Ein hochrangiges Mitglied der libyschen Justizpolizei wurde in seiner Heimat wie ein Held empfangen, nachdem Italien ihn nur zwei Tage nach seiner Verhaftung aufgrund eines Haftbefehls des Internationalen Strafgerichtshofs (IStGH) unerwartet aus dem Gefängnis entlassen hatte.

Der Mann, der vom italienischen Justizministerium als Najeem Osema Almasri Habish bezeichnet wird und in den libyschen Regierungsunterlagen als Osama Njeem aufgeführt ist, wurde vor dem Internationalen Strafgerichtshof in Den Haag wegen Kriegsverbrechen angeklagt.

Ein in den sozialen Medien veröffentlichtes Video zeigt, wie Njeem auf die Schultern von Unterstützern gehoben wird, nachdem ein Flugzeug der italienischen Regierung ihn am Dienstagabend direkt von Turin zum Flughafen Mitiga in Tripolis geflogen hat.

Die libysche Kriminalpolizei veröffentlichte auf ihrer Facebook-Seite eine Nachricht, in der sie Njeem als Einsatzleiter der Abteilung für justizielle Sicherheit bezeichnete und allen, die zu seiner Freilassung beigetragen haben, ihren "aufrichtigen Dank" aussprach.

Der IStGH untersucht mutmaßliche Verbrechen gegen die Menschlichkeit und Kriegsverbrechen, die seit dem libyschen Bürgerkrieg 2011 in Libyen begangen wurden, darunter auch gegen Möchtegern-Migranten.

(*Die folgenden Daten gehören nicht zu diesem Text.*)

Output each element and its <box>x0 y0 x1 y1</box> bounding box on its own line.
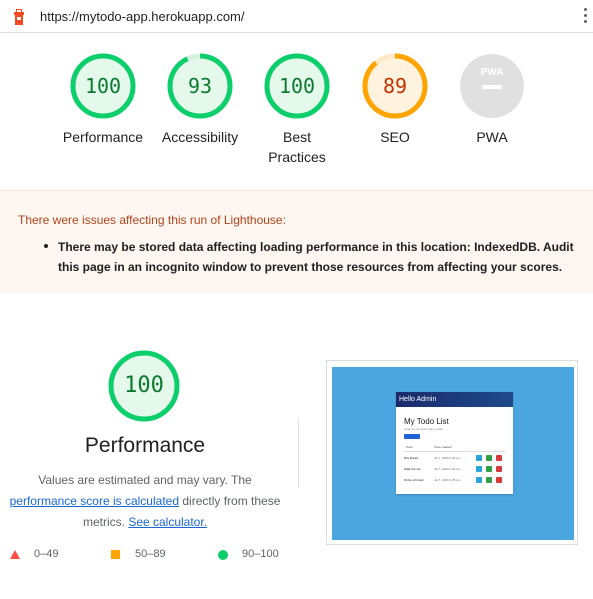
mini-view-button <box>476 455 482 461</box>
score-calculated-link[interactable]: performance score is calculated <box>10 494 179 508</box>
circle-icon <box>218 550 228 560</box>
gauge-best-practices[interactable]: 100 <box>264 53 334 119</box>
mini-delete-button <box>496 455 502 461</box>
screenshot-background: Hello Admin My Todo List what do you wan… <box>332 367 574 540</box>
page-screenshot[interactable]: Hello Admin My Todo List what do you wan… <box>326 360 578 545</box>
lighthouse-icon <box>14 9 24 25</box>
gauge-score: 93 <box>187 74 213 98</box>
warning-box: There were issues affecting this run of … <box>0 190 593 293</box>
mini-app-window: Hello Admin My Todo List what do you wan… <box>396 392 513 494</box>
square-icon <box>111 550 120 559</box>
mini-todo-time: Jul 7, 2020 1:24 pm <box>434 467 461 471</box>
performance-title: Performance <box>84 434 206 457</box>
mini-todo-row: Drink a Protein Jul 7, 2020 1:25 pm <box>404 476 505 484</box>
see-calculator-link[interactable]: See calculator. <box>128 515 207 529</box>
desc-text-1: Values are estimated and may vary. The <box>38 473 252 487</box>
warning-title: There were issues affecting this run of … <box>18 213 286 227</box>
gauge-performance[interactable]: 100 <box>70 53 140 119</box>
legend-label: 90–100 <box>242 548 279 560</box>
kebab-menu-icon[interactable] <box>584 8 588 26</box>
legend-label: 0–49 <box>34 548 59 560</box>
pwa-badge-text: PWA <box>481 67 504 78</box>
gauge-label: Accessibility <box>161 129 239 145</box>
mini-col-todo: Todo <box>406 445 413 449</box>
gauge-label: Best Practices <box>268 129 326 165</box>
address-bar: https://mytodo-app.herokuapp.com/ <box>0 0 593 33</box>
mini-delete-button <box>496 477 502 483</box>
gauge-label: PWA <box>476 129 508 145</box>
mini-todo-row: Buy Bread Jul 7, 2020 1:23 pm <box>404 454 505 462</box>
gauge-label: Performance <box>62 129 144 145</box>
mini-divider <box>404 451 505 452</box>
mini-delete-button <box>496 466 502 472</box>
mini-todo-text: Walk the cat <box>404 467 421 471</box>
warning-item: There may be stored data affecting loadi… <box>58 240 574 274</box>
mini-view-button <box>476 477 482 483</box>
gauge-pwa[interactable]: PWA <box>459 53 529 119</box>
gauge-seo[interactable]: 89 <box>362 53 432 119</box>
mini-subtitle: what do you want done today <box>404 427 444 431</box>
mini-col-time: Time created <box>434 445 452 449</box>
mini-todo-time: Jul 7, 2020 1:23 pm <box>434 456 461 460</box>
gauge-ring: PWA <box>460 54 524 118</box>
divider <box>298 418 299 488</box>
mini-add-button <box>404 434 420 439</box>
mini-todo-time: Jul 7, 2020 1:25 pm <box>434 478 461 482</box>
gauge-score: 100 <box>84 74 122 98</box>
gauge-score: 89 <box>382 74 408 98</box>
triangle-icon <box>10 550 20 559</box>
legend-label: 50–89 <box>135 548 166 560</box>
mini-edit-button <box>486 455 492 461</box>
url-text[interactable]: https://mytodo-app.herokuapp.com/ <box>40 9 245 24</box>
mini-header: Hello Admin <box>396 392 513 407</box>
gauge-accessibility[interactable]: 93 <box>167 53 237 119</box>
performance-description: Values are estimated and may vary. The p… <box>0 470 290 533</box>
mini-view-button <box>476 466 482 472</box>
mini-todo-row: Walk the cat Jul 7, 2020 1:24 pm <box>404 465 505 473</box>
gauge-label: SEO <box>380 129 410 145</box>
gauge-score: 100 <box>278 74 316 98</box>
mini-title: My Todo List <box>404 417 449 426</box>
mini-todo-text: Buy Bread <box>404 456 419 460</box>
pwa-dash-icon <box>482 85 502 89</box>
mini-edit-button <box>486 477 492 483</box>
performance-score-large: 100 <box>124 373 164 398</box>
mini-edit-button <box>486 466 492 472</box>
mini-todo-text: Drink a Protein <box>404 478 424 482</box>
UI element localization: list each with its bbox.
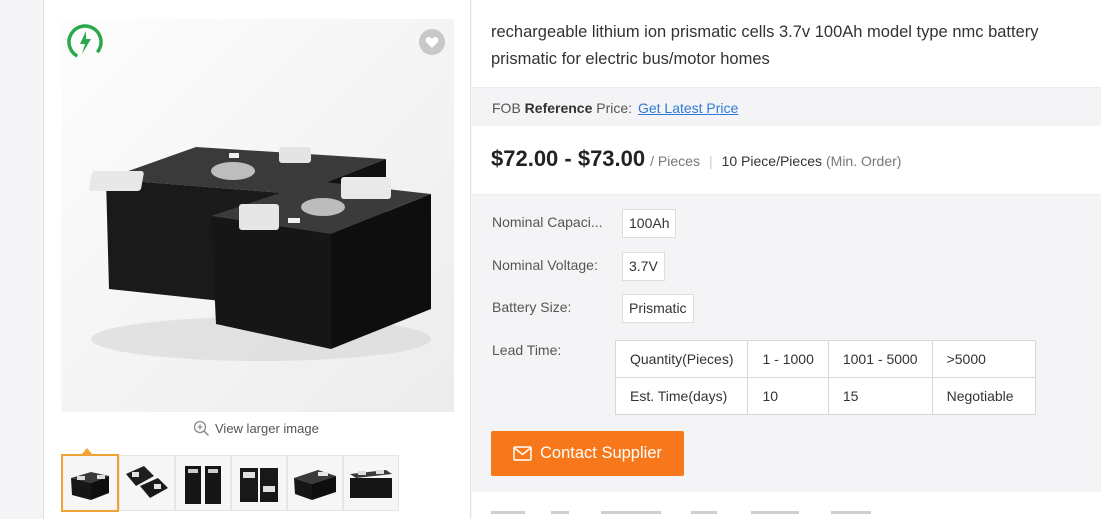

Italienische Medien berichteten, dass Italien den Hinweis erhalten hatte, dass Njeem ein Fußballspiel zwischen Juventus und dem AC Mailand besuchen wollte, so dass er am Sonntag in Turin aufgegriffen werden konnte.

Er wurde aufgrund einer juristischen Formalität freigelassen, weil die Polizei, die ihn verhaftet hatte, das Justizministerium nicht sofort informiert hatte, wie es vorgeschrieben war, sagte eine Quelle des Innenministeriums.

Oppositionspolitiker forderten vom Justizministerium eine Erklärung und erinnerten daran, dass Premierministerin Giorgia Meloni 2023 versprochen hatte, Menschenhändler auf der ganzen Welt aufzuspüren.

"Als ein Menschenhändler, der laut Internationalem Strafgerichtshof ein gefährlicher Krimineller ist, ankam, haben Sie ihn nicht zur Strecke gebracht. Sie haben ihn mit einem Staatsflugzeug nach Libyen zurückgeschickt", sagte der ehemalige Premierminister Matteo Renzi am Mittwoch im Parlament.

"Bin ich der Einzige, der glaubt, dass Sie den Verstand verloren haben, oder ist dies das Bild einer heuchlerischen und unanständigen Regierung?"

Weder das Justizministerium noch das Berufungsgericht in Rom, das die Freilassungsanordnung vom Dienstag unterzeichnet hat, haben sich zu dem Fall geäußert.

Die italienische Tageszeitung Avvenire, die zuerst über Njeems Verhaftung berichtet hatte, berichtete, er habe im Rahmen seiner Tätigkeit bei der libyschen Justizpolizei ein Haftzentrum für Migranten in Tripolis geleitet und sei mit der mächtigen militärischen Spezialeinheit zur Abschreckung verbunden.

In einem weiteren viel beachteten Fall, in den ein ausländischer Staatsangehöriger verwickelt war, hat Italien in diesem Monat einen iranischen Geschäftsmann freigelassen, der aufgrund eines US-Haftbefehls festgenommen worden war, und zwar offenbar im Austausch gegen einen italienischen Journalisten, der in Teheran inhaftiert worden war.